Dr. Carrie Pierce, M.D.
I am a native Ohioan, where I did my undergraduate studies in neuroscience at Oberlin College. I then spent about 5 years in cancer research at University of Chicago, where I realized I was much more interested in working with the people whose biopsies I was testing than in the biopsies themselves. I switched gears and attended Rush Medical College, staying in the area to do residency at a small community hospital. From the beginning of medical school I knew I was interested in reproductive health and quickly became involved in that field. It was while working with a family physician who provided a large volume of reproductive health services that I saw firsthand the ease in which reproductive health care can be integrated into family practice, as well as the value of these services for patients. The Fellowship has been an extraordinary opportunity for me, as I am not only learning to teach residents but also improving my own procedural skills and participating in more advocacy work. I do not see reproductive health care as separate from the rest of the services offered in family medicine, and I wouldn’t be as good of a physician if I wasn’t able to offer these services to my patients. In the future, I plan to join a rural residency program to expand access to reproductive health care in a remote area while helping to train future family physicians to provide the highest quality of service to their patients.

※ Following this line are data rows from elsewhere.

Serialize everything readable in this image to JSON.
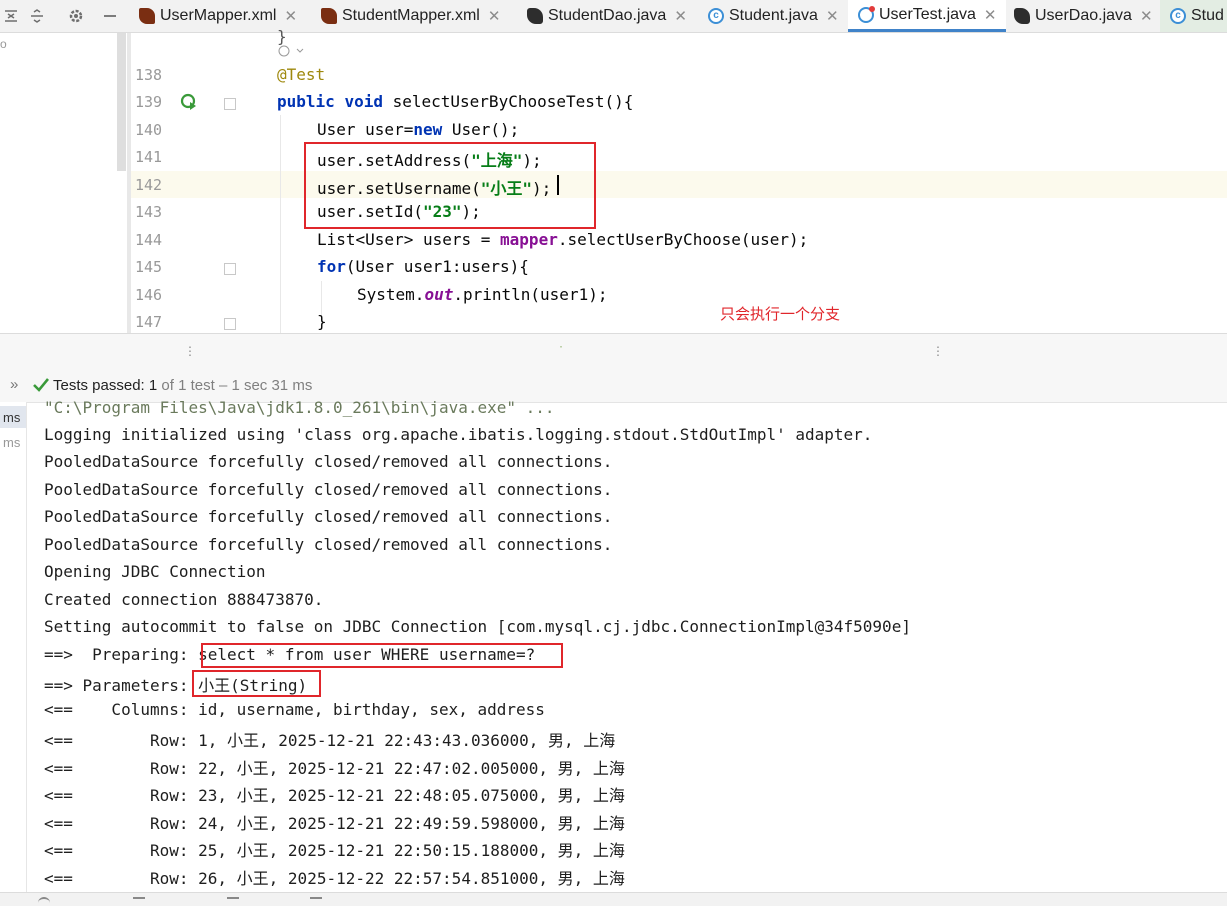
{
  "tabs": [
    {
      "label": "UserMapper.xml",
      "icon": "xml-icon"
    },
    {
      "label": "StudentMapper.xml",
      "icon": "xml-icon"
    },
    {
      "label": "StudentDao.java",
      "icon": "dao-interface-icon"
    },
    {
      "label": "Student.java",
      "icon": "class-icon"
    },
    {
      "label": "UserTest.java",
      "icon": "test-class-icon",
      "active": true
    },
    {
      "label": "UserDao.java",
      "icon": "dao-interface-icon"
    },
    {
      "label": "Stud",
      "icon": "class-icon"
    }
  ],
  "editor": {
    "line_numbers": [
      "138",
      "139",
      "140",
      "141",
      "142",
      "143",
      "144",
      "145",
      "146",
      "147"
    ],
    "lines": {
      "l138_annotation": "@Test",
      "l139_kw1": "public",
      "l139_kw2": "void",
      "l139_rest": " selectUserByChooseTest(){",
      "l140_a": "User user=",
      "l140_kw": "new",
      "l140_b": " User();",
      "l141_a": "user.setAddress(",
      "l141_str": "\"上海\"",
      "l141_b": ");",
      "l142_a": "user.setUsername(",
      "l142_str": "\"小王\"",
      "l142_b": ");",
      "l143_a": "user.setId(",
      "l143_str": "\"23\"",
      "l143_b": ");",
      "l144_a": "List<User> users = ",
      "l144_field": "mapper",
      "l144_b": ".selectUserByChoose(user);",
      "l145_kw": "for",
      "l145_rest": "(User user1:users){",
      "l146_a": "System.",
      "l146_field": "out",
      "l146_b": ".println(user1);",
      "l147": "}"
    },
    "annotation_note": "只会执行一个分支",
    "annotation_color": "#e0262b"
  },
  "test_status": {
    "passed_label": "Tests passed:",
    "passed_count": "1",
    "detail": "of 1 test – 1 sec 31 ms"
  },
  "side_labels": [
    "ms",
    "ms"
  ],
  "console": {
    "lines": [
      "\"C:\\Program Files\\Java\\jdk1.8.0_261\\bin\\java.exe\" ...",
      "Logging initialized using 'class org.apache.ibatis.logging.stdout.StdOutImpl' adapter.",
      "PooledDataSource forcefully closed/removed all connections.",
      "PooledDataSource forcefully closed/removed all connections.",
      "PooledDataSource forcefully closed/removed all connections.",
      "PooledDataSource forcefully closed/removed all connections.",
      "Opening JDBC Connection",
      "Created connection 888473870.",
      "Setting autocommit to false on JDBC Connection [com.mysql.cj.jdbc.ConnectionImpl@34f5090e]",
      "==>  Preparing: select * from user WHERE username=?",
      "==> Parameters: 小王(String)",
      "<==    Columns: id, username, birthday, sex, address",
      "<==        Row: 1, 小王, 2025-12-21 22:43:43.036000, 男, 上海",
      "<==        Row: 22, 小王, 2025-12-21 22:47:02.005000, 男, 上海",
      "<==        Row: 23, 小王, 2025-12-21 22:48:05.075000, 男, 上海",
      "<==        Row: 24, 小王, 2025-12-21 22:49:59.598000, 男, 上海",
      "<==        Row: 25, 小王, 2025-12-21 22:50:15.188000, 男, 上海",
      "<==        Row: 26, 小王, 2025-12-22 22:57:54.851000, 男, 上海"
    ]
  },
  "colors": {
    "accent_tab": "#4083c9",
    "highlight_box": "#e0262b",
    "pass_green": "#3a9a3a",
    "keyword": "#0033b3",
    "string": "#067d17"
  }
}
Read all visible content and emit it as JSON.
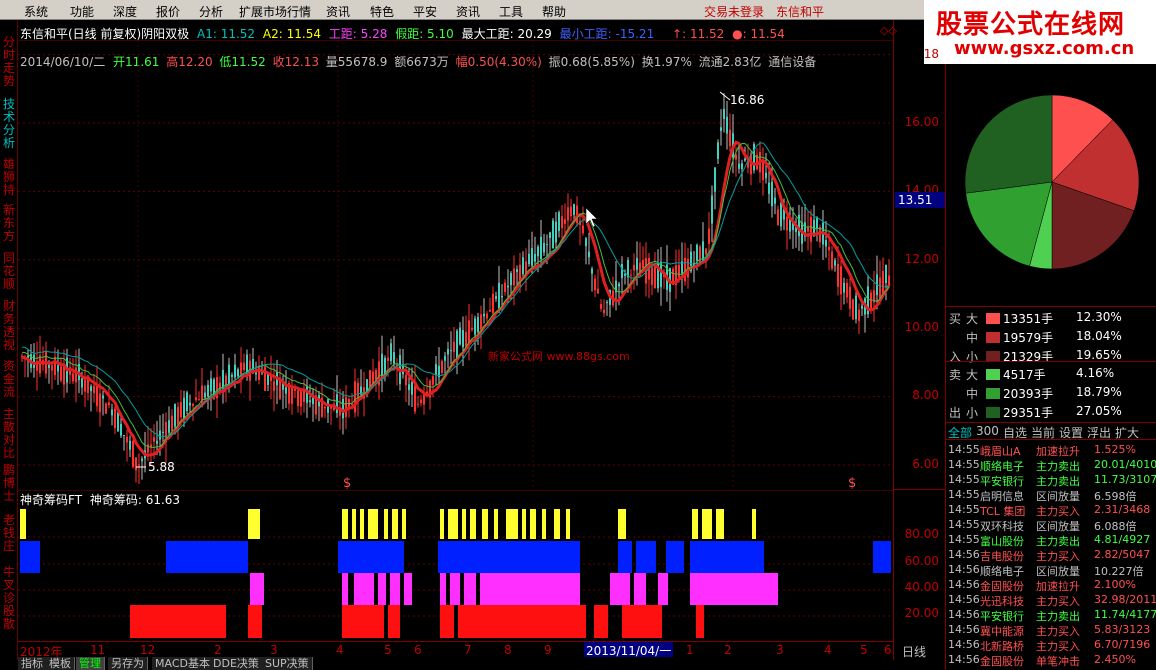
{
  "menu": {
    "items": [
      "系统",
      "功能",
      "深度",
      "报价",
      "分析",
      "扩展市场行情",
      "资讯",
      "特色",
      "平安",
      "资讯",
      "工具",
      "帮助"
    ],
    "login_status": "交易未登录",
    "stock_name": "东信和平"
  },
  "watermark": {
    "title": "股票公式在线网",
    "url": "www.gsxz.com.cn"
  },
  "left_tabs": [
    {
      "label": "分时走势",
      "active": false
    },
    {
      "label": "技术分析",
      "active": true
    },
    {
      "label": "雄狮持",
      "active": false
    },
    {
      "label": "新东方",
      "active": false
    },
    {
      "label": "同花顺",
      "active": false
    },
    {
      "label": "财务透视",
      "active": false
    },
    {
      "label": "资金流",
      "active": false
    },
    {
      "label": "主散对比",
      "active": false
    },
    {
      "label": "鹏博士",
      "active": false
    },
    {
      "label": "老钱庄",
      "active": false
    },
    {
      "label": "牛叉诊股",
      "active": false
    },
    {
      "label": "散",
      "active": false
    }
  ],
  "indicator_header": {
    "title": "东信和平(日线 前复权)阴阳双极",
    "a1": "A1: 11.52",
    "a2": "A2: 11.54",
    "gongju": "工距: 5.28",
    "jiaju": "假距: 5.10",
    "maxgongju": "最大工距: 20.29",
    "mingongju": "最小工距: -15.21",
    "v1": "↑: 11.52",
    "v2": "●: 11.54",
    "colors": {
      "a1": "#00c0c0",
      "gongju": "#ff40ff",
      "jiaju": "#40ff40",
      "min": "#4060ff",
      "white": "#ffffff"
    }
  },
  "ohlc_line": {
    "date": "2014/06/10/二",
    "open": "开11.61",
    "high": "高12.20",
    "low": "低11.52",
    "close": "收12.13",
    "volume": "量55678.9",
    "amount": "额6673万",
    "change": "幅0.50(4.30%)",
    "amplitude": "振0.68(5.85%)",
    "turnover": "换1.97%",
    "float": "流通2.83亿",
    "sector": "通信设备"
  },
  "main_chart": {
    "high_label": "16.86",
    "low_label": "5.88",
    "watermark": "新家公式网 www.88gs.com",
    "y_ticks": [
      "18",
      "16.00",
      "14.00",
      "12.00",
      "10.00",
      "8.00",
      "6.00"
    ],
    "current_price": "13.51"
  },
  "sub_chart": {
    "title": "神奇筹码FT",
    "value": "神奇筹码: 61.63",
    "y_ticks": [
      "80.00",
      "60.00",
      "40.00",
      "20.00"
    ]
  },
  "date_axis": {
    "labels": [
      "2012年",
      "11",
      "12",
      "2",
      "3",
      "4",
      "5",
      "6",
      "7",
      "8",
      "9",
      "10",
      "1",
      "2",
      "3",
      "4",
      "5",
      "6"
    ],
    "highlight": "2013/11/04/一",
    "period": "日线"
  },
  "bottom_tabs": [
    "指标",
    "模板",
    "管理",
    "另存为",
    "MACD基本",
    "DDE决策",
    "SUP决策"
  ],
  "capital_flow": {
    "buy_label": [
      "买",
      "入"
    ],
    "sell_label": [
      "卖",
      "出"
    ],
    "rows": [
      {
        "side": "买",
        "size": "大",
        "volume": "13351手",
        "pct": "12.30%",
        "color": "#ff5050"
      },
      {
        "side": "",
        "size": "中",
        "volume": "19579手",
        "pct": "18.04%",
        "color": "#c03030"
      },
      {
        "side": "入",
        "size": "小",
        "volume": "21329手",
        "pct": "19.65%",
        "color": "#702020"
      },
      {
        "side": "卖",
        "size": "大",
        "volume": "4517手",
        "pct": "4.16%",
        "color": "#50d050"
      },
      {
        "side": "",
        "size": "中",
        "volume": "20393手",
        "pct": "18.79%",
        "color": "#30a030"
      },
      {
        "side": "出",
        "size": "小",
        "volume": "29351手",
        "pct": "27.05%",
        "color": "#206020"
      }
    ]
  },
  "panel_tabs": [
    "全部",
    "300",
    "自选",
    "当前",
    "设置",
    "浮出",
    "扩大"
  ],
  "ticker": [
    {
      "time": "14:55",
      "name": "峨眉山A",
      "event": "加速拉升",
      "value": "1.525%",
      "color": "#ff5050"
    },
    {
      "time": "14:55",
      "name": "顺络电子",
      "event": "主力卖出",
      "value": "20.01/4010",
      "color": "#40ff40"
    },
    {
      "time": "14:55",
      "name": "平安银行",
      "event": "主力卖出",
      "value": "11.73/3107",
      "color": "#40ff40"
    },
    {
      "time": "14:55",
      "name": "启明信息",
      "event": "区间放量",
      "value": "6.598倍",
      "color": "#c0c0c0"
    },
    {
      "time": "14:55",
      "name": "TCL 集团",
      "event": "主力买入",
      "value": "2.31/3468",
      "color": "#ff5050"
    },
    {
      "time": "14:55",
      "name": "双环科技",
      "event": "区间放量",
      "value": "6.088倍",
      "color": "#c0c0c0"
    },
    {
      "time": "14:55",
      "name": "富山股份",
      "event": "主力卖出",
      "value": "4.81/4927",
      "color": "#40ff40"
    },
    {
      "time": "14:56",
      "name": "吉电股份",
      "event": "主力买入",
      "value": "2.82/5047",
      "color": "#ff5050"
    },
    {
      "time": "14:56",
      "name": "顺络电子",
      "event": "区间放量",
      "value": "10.227倍",
      "color": "#c0c0c0"
    },
    {
      "time": "14:56",
      "name": "金固股份",
      "event": "加速拉升",
      "value": "2.100%",
      "color": "#ff5050"
    },
    {
      "time": "14:56",
      "name": "光迅科技",
      "event": "主力买入",
      "value": "32.98/2011",
      "color": "#ff5050"
    },
    {
      "time": "14:56",
      "name": "平安银行",
      "event": "主力卖出",
      "value": "11.74/4177",
      "color": "#40ff40"
    },
    {
      "time": "14:56",
      "name": "冀中能源",
      "event": "主力买入",
      "value": "5.83/3123",
      "color": "#ff5050"
    },
    {
      "time": "14:56",
      "name": "北新路桥",
      "event": "主力买入",
      "value": "6.70/7196",
      "color": "#ff5050"
    },
    {
      "time": "14:56",
      "name": "金固股份",
      "event": "单笔冲击",
      "value": "2.450%",
      "color": "#ff5050"
    }
  ]
}
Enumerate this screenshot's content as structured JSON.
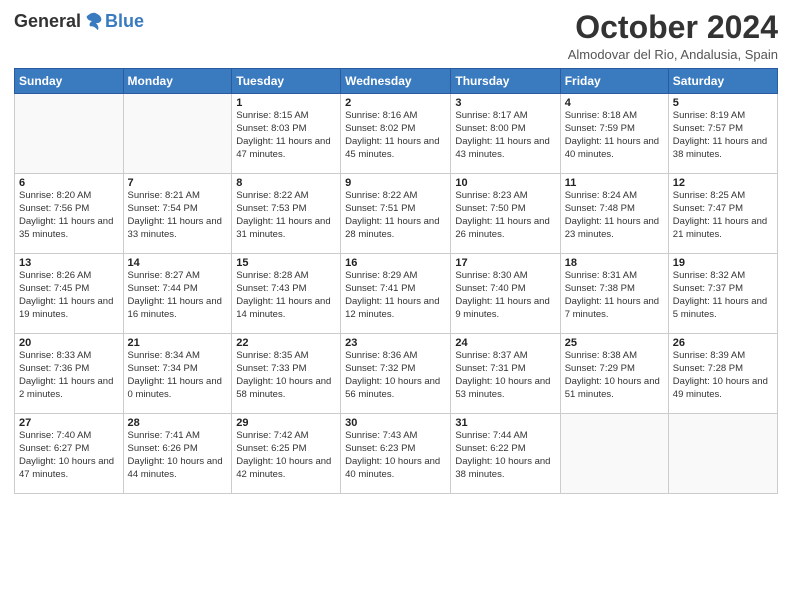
{
  "logo": {
    "general": "General",
    "blue": "Blue"
  },
  "title": "October 2024",
  "subtitle": "Almodovar del Rio, Andalusia, Spain",
  "days_header": [
    "Sunday",
    "Monday",
    "Tuesday",
    "Wednesday",
    "Thursday",
    "Friday",
    "Saturday"
  ],
  "weeks": [
    [
      {
        "day": "",
        "info": ""
      },
      {
        "day": "",
        "info": ""
      },
      {
        "day": "1",
        "info": "Sunrise: 8:15 AM\nSunset: 8:03 PM\nDaylight: 11 hours and 47 minutes."
      },
      {
        "day": "2",
        "info": "Sunrise: 8:16 AM\nSunset: 8:02 PM\nDaylight: 11 hours and 45 minutes."
      },
      {
        "day": "3",
        "info": "Sunrise: 8:17 AM\nSunset: 8:00 PM\nDaylight: 11 hours and 43 minutes."
      },
      {
        "day": "4",
        "info": "Sunrise: 8:18 AM\nSunset: 7:59 PM\nDaylight: 11 hours and 40 minutes."
      },
      {
        "day": "5",
        "info": "Sunrise: 8:19 AM\nSunset: 7:57 PM\nDaylight: 11 hours and 38 minutes."
      }
    ],
    [
      {
        "day": "6",
        "info": "Sunrise: 8:20 AM\nSunset: 7:56 PM\nDaylight: 11 hours and 35 minutes."
      },
      {
        "day": "7",
        "info": "Sunrise: 8:21 AM\nSunset: 7:54 PM\nDaylight: 11 hours and 33 minutes."
      },
      {
        "day": "8",
        "info": "Sunrise: 8:22 AM\nSunset: 7:53 PM\nDaylight: 11 hours and 31 minutes."
      },
      {
        "day": "9",
        "info": "Sunrise: 8:22 AM\nSunset: 7:51 PM\nDaylight: 11 hours and 28 minutes."
      },
      {
        "day": "10",
        "info": "Sunrise: 8:23 AM\nSunset: 7:50 PM\nDaylight: 11 hours and 26 minutes."
      },
      {
        "day": "11",
        "info": "Sunrise: 8:24 AM\nSunset: 7:48 PM\nDaylight: 11 hours and 23 minutes."
      },
      {
        "day": "12",
        "info": "Sunrise: 8:25 AM\nSunset: 7:47 PM\nDaylight: 11 hours and 21 minutes."
      }
    ],
    [
      {
        "day": "13",
        "info": "Sunrise: 8:26 AM\nSunset: 7:45 PM\nDaylight: 11 hours and 19 minutes."
      },
      {
        "day": "14",
        "info": "Sunrise: 8:27 AM\nSunset: 7:44 PM\nDaylight: 11 hours and 16 minutes."
      },
      {
        "day": "15",
        "info": "Sunrise: 8:28 AM\nSunset: 7:43 PM\nDaylight: 11 hours and 14 minutes."
      },
      {
        "day": "16",
        "info": "Sunrise: 8:29 AM\nSunset: 7:41 PM\nDaylight: 11 hours and 12 minutes."
      },
      {
        "day": "17",
        "info": "Sunrise: 8:30 AM\nSunset: 7:40 PM\nDaylight: 11 hours and 9 minutes."
      },
      {
        "day": "18",
        "info": "Sunrise: 8:31 AM\nSunset: 7:38 PM\nDaylight: 11 hours and 7 minutes."
      },
      {
        "day": "19",
        "info": "Sunrise: 8:32 AM\nSunset: 7:37 PM\nDaylight: 11 hours and 5 minutes."
      }
    ],
    [
      {
        "day": "20",
        "info": "Sunrise: 8:33 AM\nSunset: 7:36 PM\nDaylight: 11 hours and 2 minutes."
      },
      {
        "day": "21",
        "info": "Sunrise: 8:34 AM\nSunset: 7:34 PM\nDaylight: 11 hours and 0 minutes."
      },
      {
        "day": "22",
        "info": "Sunrise: 8:35 AM\nSunset: 7:33 PM\nDaylight: 10 hours and 58 minutes."
      },
      {
        "day": "23",
        "info": "Sunrise: 8:36 AM\nSunset: 7:32 PM\nDaylight: 10 hours and 56 minutes."
      },
      {
        "day": "24",
        "info": "Sunrise: 8:37 AM\nSunset: 7:31 PM\nDaylight: 10 hours and 53 minutes."
      },
      {
        "day": "25",
        "info": "Sunrise: 8:38 AM\nSunset: 7:29 PM\nDaylight: 10 hours and 51 minutes."
      },
      {
        "day": "26",
        "info": "Sunrise: 8:39 AM\nSunset: 7:28 PM\nDaylight: 10 hours and 49 minutes."
      }
    ],
    [
      {
        "day": "27",
        "info": "Sunrise: 7:40 AM\nSunset: 6:27 PM\nDaylight: 10 hours and 47 minutes."
      },
      {
        "day": "28",
        "info": "Sunrise: 7:41 AM\nSunset: 6:26 PM\nDaylight: 10 hours and 44 minutes."
      },
      {
        "day": "29",
        "info": "Sunrise: 7:42 AM\nSunset: 6:25 PM\nDaylight: 10 hours and 42 minutes."
      },
      {
        "day": "30",
        "info": "Sunrise: 7:43 AM\nSunset: 6:23 PM\nDaylight: 10 hours and 40 minutes."
      },
      {
        "day": "31",
        "info": "Sunrise: 7:44 AM\nSunset: 6:22 PM\nDaylight: 10 hours and 38 minutes."
      },
      {
        "day": "",
        "info": ""
      },
      {
        "day": "",
        "info": ""
      }
    ]
  ]
}
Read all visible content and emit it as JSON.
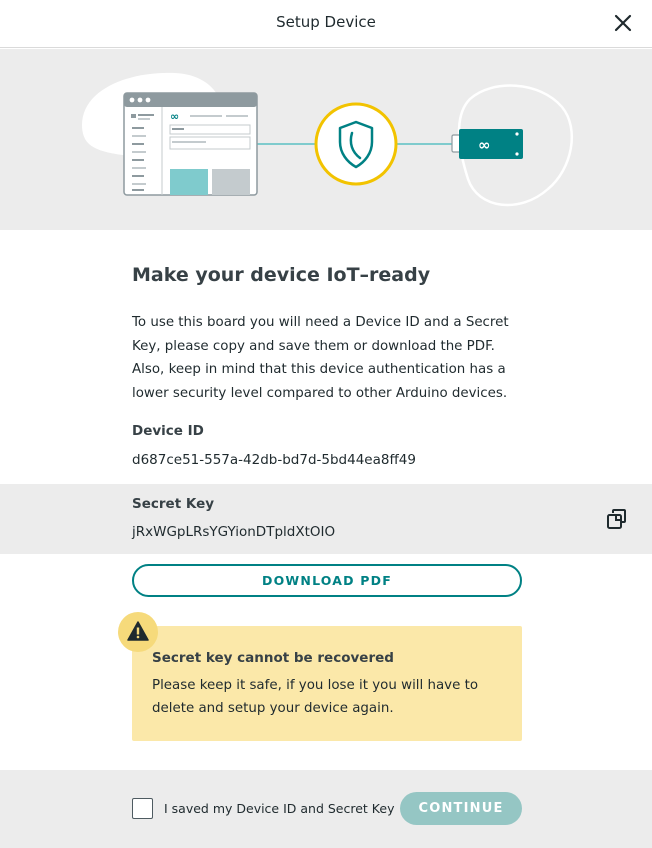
{
  "header": {
    "title": "Setup Device",
    "close_icon": "close-icon"
  },
  "hero": {
    "description_icons": [
      "browser-window-illustration",
      "shield-icon",
      "arduino-board-illustration"
    ],
    "accent_color": "#008184",
    "shield_ring_color": "#f2c300"
  },
  "main": {
    "title": "Make your device IoT–ready",
    "description": "To use this board you will need a Device ID and a Secret Key, please copy and save them or download the PDF. Also, keep in mind that this device authentication has a lower security level compared to other Arduino devices.",
    "device_id": {
      "label": "Device ID",
      "value": "d687ce51-557a-42db-bd7d-5bd44ea8ff49"
    },
    "secret_key": {
      "label": "Secret Key",
      "value": "jRxWGpLRsYGYionDTpldXtOIO",
      "copy_icon": "copy-icon"
    },
    "download_label": "DOWNLOAD PDF",
    "warning": {
      "icon": "warning-icon",
      "title": "Secret key cannot be recovered",
      "text": "Please keep it safe, if you lose it you will have to delete and setup your device again.",
      "background_color": "#fbe8a9"
    }
  },
  "footer": {
    "checkbox_label": "I saved my Device ID and Secret Key",
    "checkbox_checked": false,
    "continue_label": "CONTINUE",
    "continue_enabled": false
  }
}
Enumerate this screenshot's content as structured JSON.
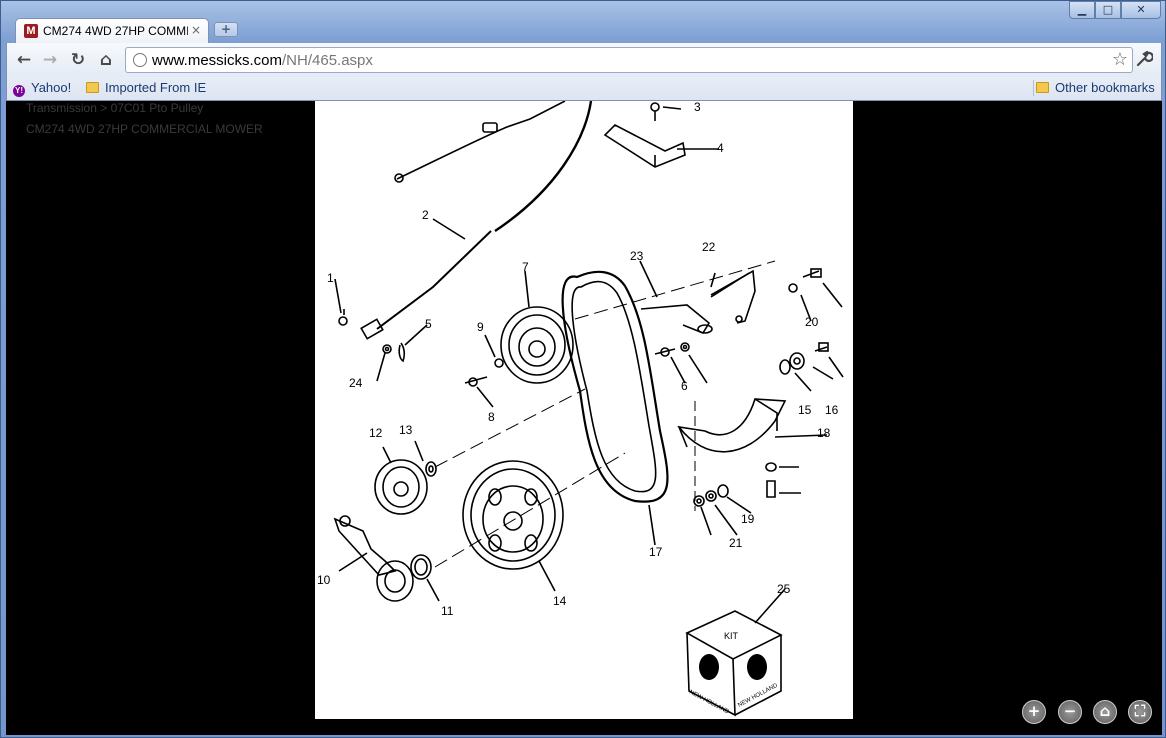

Dr. Rachel Rosenberg, M.D.
I grew up in Massachusetts, but I fell in love with NYC when I came here for undergrad at Columbia. I returned to my home state for medical school at UMass, where I first discovered the joy of being able to care for patients of all ages and genders as a Family Physician. Soon I was back in NYC for my residency at the Beth Israel Residency in Urban Family Medicine. I am thrilled to be continuing my training as a Reproductive Health Fellow. The more experience I have in providing primary care, the more I realize the importance of integrating reproductive health care into primary care. Reproductive health and family planning are such a huge part of women’s lives for so many years; I am grateful that I can be there for my patients and provide them with safe, respectful care as they make decisions about their own lives and bodies. In the years to come, I am excited to continue to practice Family Medicine and Reproductive Health in underserved areas, and spread my passion about both of these topics with future generations of healthcare providers!